Conversare tenendo bene in mente i tre elementi di cui ho detto. La conversazione delle cinque di sera, davanti ad un tè, con amici e amiche, serve a rilassarsi più che ad intraprendere. Alcune volte, però, è utile anche quel tipo di conversazione, per sdrammatizzare. In questo io sono proprio una frana. Di fondo c'è che gli architetti non parlano più con gli ingegneri, per esempio, tanto sono presi dal loro essere categoria. C'è che gli ingegneri non sono più edili, ma amministrativi. C'è che gli amministrativi si credono padreterni, pontificando a destra e a manca su quanto e su cosa investire dei soldi pubblici. In mezzo a tutte queste beghe di quartiere, metaforicamente, ci stanno i quartieri, letteralmente, e la gente che li abita e che non comprende come un oggettone, quale potrebbe essere proprio il Teatro Popolare, possa diventare volano di una economia locale. Non li biasimo.
Avrei le mie buone difficoltà io stesso a districarmi in questa perversione sociale che sono i ruoli, le cariche, le istituzioni, fossero tutte così.
Qualcosa, dunque, va riscritto. Mi chiedo, per iniziare, quale fosse stata la domanda per un teatro di quel genere (oltre che il fasto del potere). Sarebbe perlomeno inadatto rispondere alla stessa domanda con una risposta datata. Faccio un ulteriore esempio. Il tormentone del Ponte sullo Stretto di Messina. Quando fu elaborata la domanda, intorno agli anni sessanta (data di inizio e di conclusione dei lavori dell'autostrada di collegamento tra Salerno e Reggio Calabria), il principio che informava il progetto del ponte di collegamento tra le due sponde era assolutamente corretto: a fronte di una flotta navale statale esigua e di una domanda di traffico carrabile elevata, il ponte pareva la soluzione più corretta. S'è andato avanti a elaborare proposte, a fare concorsi, a stimare i costi, eccetera, per oltre quarant'anni, con in testa quella domanda che di anno in anno diventava sempre più obsoleta, la flotta navale sullo Stretto si ingrandiva, si dava accesso alle compagnie private, aumentavano altri collegamenti da e per la Sicilia, insomma si modificava radicalmente lo scenario: ma la domanda, stoicamente, rimaneva la stessa. Questo l'antefatto. La storia non esiste o, meglio, non esiste una storia moderna di una questione che si trasforma vedendo cambiare il contesto, come è stato per tutto il resto. Sicché oggi, o tra cinque anni come professa il signor Lunardi, vedremo l'inizio di una realizzazione che risponde in maniera integerrima ad una domanda di quarant'anni fa e oltre, con una adeguata risposta degli anni sessanta.
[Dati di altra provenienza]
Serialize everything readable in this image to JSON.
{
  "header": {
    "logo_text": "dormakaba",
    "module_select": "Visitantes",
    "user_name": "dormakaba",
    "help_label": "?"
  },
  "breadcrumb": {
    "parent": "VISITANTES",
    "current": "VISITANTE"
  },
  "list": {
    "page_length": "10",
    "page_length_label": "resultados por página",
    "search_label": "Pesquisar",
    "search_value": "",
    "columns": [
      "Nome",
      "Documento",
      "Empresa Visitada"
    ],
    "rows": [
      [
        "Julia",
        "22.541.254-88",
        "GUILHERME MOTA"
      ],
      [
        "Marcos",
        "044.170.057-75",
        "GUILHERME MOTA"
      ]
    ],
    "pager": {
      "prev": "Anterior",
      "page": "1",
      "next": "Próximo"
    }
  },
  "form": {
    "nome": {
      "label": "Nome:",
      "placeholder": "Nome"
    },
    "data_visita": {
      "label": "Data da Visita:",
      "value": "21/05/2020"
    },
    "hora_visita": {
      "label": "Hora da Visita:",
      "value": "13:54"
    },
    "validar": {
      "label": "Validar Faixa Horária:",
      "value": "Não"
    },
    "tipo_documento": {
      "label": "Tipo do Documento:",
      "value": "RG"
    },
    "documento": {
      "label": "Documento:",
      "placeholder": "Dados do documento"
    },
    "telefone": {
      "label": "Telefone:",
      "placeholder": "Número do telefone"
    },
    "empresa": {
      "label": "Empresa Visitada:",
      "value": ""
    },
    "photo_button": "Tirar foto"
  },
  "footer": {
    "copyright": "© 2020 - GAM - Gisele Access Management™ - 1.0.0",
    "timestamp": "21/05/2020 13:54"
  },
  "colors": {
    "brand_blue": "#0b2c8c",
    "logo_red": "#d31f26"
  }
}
Questa è ragionevolezza? Dicono di sì!
Col senno di poi, dopo aver speso quella miliardata di euro prevista dal progetto esecutivo del ponte qualcuno, grosso e autorevole, dirà STOP, e di qua dal tempo quelli senza potere solleveranno le spalle per dire che Cassandra non è mai stata una figura mitica. A Sciacca la cosa si gioca su un altro campo. Perché il bambino non è paffuto, è tutt'ossa ma andrebbe nutrito a dovere. Il principio base di un buon nutrimento è quello di evitare l'ingozzamento per evitare che muoia del male contrario.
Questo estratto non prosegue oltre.